France to reinstate border controls for UN climate meeting

PARIS: France will reinstate controls on its borders — normally open to other countries in Europe's free-travel zone — for the period around a major UN climate conference in Paris, the interior minister said Friday.

Authorities are on alert for violent protesters as well as potential terror attacks.

Bernard Cazeneuve said on BFM television Friday that the controls will be in place for a month as part of larger security measures around the November 30-December 11 conference. He did not elaborate on how tightly the borders would be controlled or how the border checks would be carried out.

Europe's so-called Schengen zone of countries with open borders does allows for occasional reintroduction of internal border checks, which some countries have done amid this year's migrant crisis.

Activist groups say they were informed that the French controls would begin November 13.

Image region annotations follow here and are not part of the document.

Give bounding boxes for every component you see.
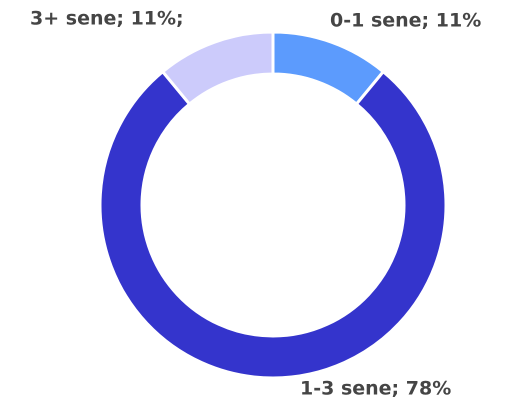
data-label: 3+ sene; 11%; [30,8,184,30]
data-label: 0-1 sene; 11% [330,10,481,32]
donut-segment [160,30,275,107]
donut-segment [98,69,448,380]
data-label: 1-3 sene; 78% [300,378,451,400]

France is still reeling from deadly attacks by Islamic extremists in January on satirical newspaper Charlie Hebdo and a kosher grocery. Since then, the country has seen several other smaller attacks or attempts, including when a heavily armed Islamic radical was prevented by young American passengers from attacking a high-speed train in August.

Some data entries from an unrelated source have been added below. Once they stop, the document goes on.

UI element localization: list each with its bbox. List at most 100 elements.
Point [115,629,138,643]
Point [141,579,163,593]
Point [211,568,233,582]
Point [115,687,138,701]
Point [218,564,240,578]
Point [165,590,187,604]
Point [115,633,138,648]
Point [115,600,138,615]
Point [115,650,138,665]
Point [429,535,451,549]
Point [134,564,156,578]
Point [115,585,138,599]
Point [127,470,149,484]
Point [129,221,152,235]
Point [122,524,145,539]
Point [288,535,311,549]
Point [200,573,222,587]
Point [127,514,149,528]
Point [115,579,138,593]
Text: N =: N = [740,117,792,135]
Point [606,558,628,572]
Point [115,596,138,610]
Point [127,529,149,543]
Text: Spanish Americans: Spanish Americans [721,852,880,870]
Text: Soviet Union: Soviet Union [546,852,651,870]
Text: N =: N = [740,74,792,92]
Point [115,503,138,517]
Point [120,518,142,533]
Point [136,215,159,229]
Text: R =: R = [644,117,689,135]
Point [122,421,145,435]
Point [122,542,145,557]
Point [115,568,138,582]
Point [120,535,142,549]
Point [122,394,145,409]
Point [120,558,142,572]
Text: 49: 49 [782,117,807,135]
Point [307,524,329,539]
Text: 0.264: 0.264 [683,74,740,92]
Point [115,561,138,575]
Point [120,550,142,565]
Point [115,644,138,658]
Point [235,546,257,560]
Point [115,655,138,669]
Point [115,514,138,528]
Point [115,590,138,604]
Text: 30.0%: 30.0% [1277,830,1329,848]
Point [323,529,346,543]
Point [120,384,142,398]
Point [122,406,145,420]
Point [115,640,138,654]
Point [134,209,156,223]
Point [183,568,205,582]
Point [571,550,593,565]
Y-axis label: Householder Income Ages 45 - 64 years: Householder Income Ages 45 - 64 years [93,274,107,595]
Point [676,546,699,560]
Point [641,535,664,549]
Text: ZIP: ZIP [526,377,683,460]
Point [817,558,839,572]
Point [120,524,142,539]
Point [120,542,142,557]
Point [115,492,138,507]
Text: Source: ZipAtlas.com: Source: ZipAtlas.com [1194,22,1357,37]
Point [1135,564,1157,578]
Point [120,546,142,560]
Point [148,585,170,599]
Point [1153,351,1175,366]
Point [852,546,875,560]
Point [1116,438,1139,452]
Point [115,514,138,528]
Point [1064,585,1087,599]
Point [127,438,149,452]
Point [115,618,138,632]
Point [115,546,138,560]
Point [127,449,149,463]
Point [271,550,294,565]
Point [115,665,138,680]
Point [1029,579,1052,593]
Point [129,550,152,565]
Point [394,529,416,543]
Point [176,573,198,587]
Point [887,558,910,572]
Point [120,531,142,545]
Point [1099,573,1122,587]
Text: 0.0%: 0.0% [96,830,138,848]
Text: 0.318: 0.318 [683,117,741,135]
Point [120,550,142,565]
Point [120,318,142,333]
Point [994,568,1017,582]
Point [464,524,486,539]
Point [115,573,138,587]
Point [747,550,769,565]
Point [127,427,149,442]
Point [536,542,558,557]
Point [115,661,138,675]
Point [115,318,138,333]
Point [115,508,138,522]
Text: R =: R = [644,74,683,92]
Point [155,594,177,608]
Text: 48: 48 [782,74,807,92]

The climate conference is aimed at reaching the most ambitious accord to date for world governments to reduce emissions that cause global warming.

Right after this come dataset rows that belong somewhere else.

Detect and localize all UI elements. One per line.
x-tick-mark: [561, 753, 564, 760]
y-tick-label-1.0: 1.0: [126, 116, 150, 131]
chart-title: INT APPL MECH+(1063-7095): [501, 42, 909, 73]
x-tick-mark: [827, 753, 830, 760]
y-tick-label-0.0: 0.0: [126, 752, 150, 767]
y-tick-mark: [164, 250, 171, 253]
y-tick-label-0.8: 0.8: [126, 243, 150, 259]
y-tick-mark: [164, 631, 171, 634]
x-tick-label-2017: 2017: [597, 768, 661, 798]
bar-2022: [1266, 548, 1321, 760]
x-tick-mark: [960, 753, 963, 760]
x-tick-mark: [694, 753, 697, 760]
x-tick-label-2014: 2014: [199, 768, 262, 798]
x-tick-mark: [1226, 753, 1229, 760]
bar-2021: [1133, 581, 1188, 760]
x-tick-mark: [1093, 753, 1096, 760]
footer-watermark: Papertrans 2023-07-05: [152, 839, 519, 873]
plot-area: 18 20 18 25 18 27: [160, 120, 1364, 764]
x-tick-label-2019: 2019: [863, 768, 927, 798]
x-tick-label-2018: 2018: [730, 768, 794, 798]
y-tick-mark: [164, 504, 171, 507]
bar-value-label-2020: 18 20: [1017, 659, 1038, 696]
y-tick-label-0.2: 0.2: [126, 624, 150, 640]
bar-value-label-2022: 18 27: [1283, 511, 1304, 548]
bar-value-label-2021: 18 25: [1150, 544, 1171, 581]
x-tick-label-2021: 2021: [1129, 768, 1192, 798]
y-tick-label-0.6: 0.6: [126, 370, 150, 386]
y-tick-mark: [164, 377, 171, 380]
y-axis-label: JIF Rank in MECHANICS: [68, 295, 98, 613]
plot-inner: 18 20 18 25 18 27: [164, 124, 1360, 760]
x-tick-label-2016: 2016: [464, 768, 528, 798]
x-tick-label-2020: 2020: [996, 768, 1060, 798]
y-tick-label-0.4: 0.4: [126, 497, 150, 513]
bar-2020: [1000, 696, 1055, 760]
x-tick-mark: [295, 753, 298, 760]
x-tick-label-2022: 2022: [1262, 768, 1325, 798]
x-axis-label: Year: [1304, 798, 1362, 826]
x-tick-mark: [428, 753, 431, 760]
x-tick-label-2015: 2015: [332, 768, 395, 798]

Organizers expect at least 40,000 people for the conference, in addition to tens of thousands of activists from a broad range of environmental, human rights and other groups from around the world. A major protest march is planned through Paris November 29, in addition to several other smaller-scale actions.

France faces routine protests that are largely peaceful but sometimes degenerate into violence by an extremist fringe. The country saw particularly violent protests during a NATO summit in Strasbourg in 2009.